One question that looms large is the total amount of the next stimulus package, according to Dombi.

“I think we’ve moved from whether there would be one, to how much it will be and what will be in it,” Dombi said. “Is it going to be a $1 trillion program, a $2 trillion program or a $3 trillion program? This seems to be somewhat fluid. The bill that came out of the House earlier — the HEROES Act — was over $3 trillion.”

The White House has, informally, indicated that a $2 trillion package is a possibility. Meanwhile, McConnell’s office reportedly wants the next stimulus bill to be around $1 trillion. 

In-home care providers may benefit from another stimulus bill in several different ways.

One is an additional injection of cash into the Provider Relief Fund. There are parts of in-home care that haven’t received funding, including private-duty home care and private-pay services, for example.

Some providers have only received 2% of their total revenue in terms of financial support, but are experiencing a cost increase that is close to 10%, according to Dombi.

Another measure that would help providers is special funding for front-line workers, who are facing additional risk due to the public health emergency.

“It goes by many different labels: premium pay, hazard pay, combat pay,” Dombi said. “There needs to be something to encourage people to come into doing that work, particularly at the lower end of the wage scale.”

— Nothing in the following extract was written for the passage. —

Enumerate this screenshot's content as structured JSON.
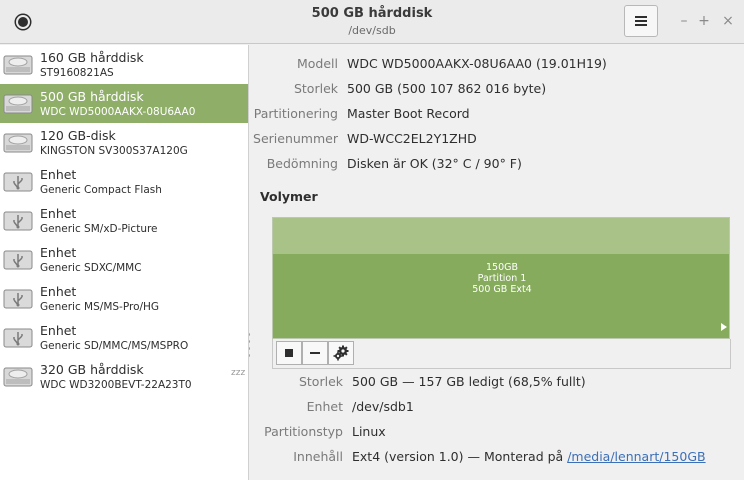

Dombi also called for child care support for essential front-line workers.

“If the schools will not be uniformly open five days a week for all students, somebody is going to need to care for those children,” he said. “Generally, that falls on parents, unless those parents also need to go to work. So how do we take care of those child care needs for those front-line workers?”

On the Medicare home health side, NAHC would like to see authorization for reimbursement of telehealth services.

“Without a doubt, important advances have happened to provide some flexibility, but we think it’s falling short of realizing its value by not having any direct reimbursement for those services,” Dombi said.

For in-home care providers, now is the time to advocate for the industry at the grassroots level, as the situation remains fluid.

“[Providers] need to be engaged and explain why there is still a greater need for support for health care providers than currently exists, and that in-home care needs those supports as much as hospitals do,” Dombi said. “By our very informal count, there are more patients with active COVID-19 infections in home settings than there are in hospital settings. We have opportunities — we have no guarantees that further supports will be made available.”

Top Republicans in Congress planned to meet Monday with President Donald Trump to discuss the next COVID-19 aid package, The Associated Press reported.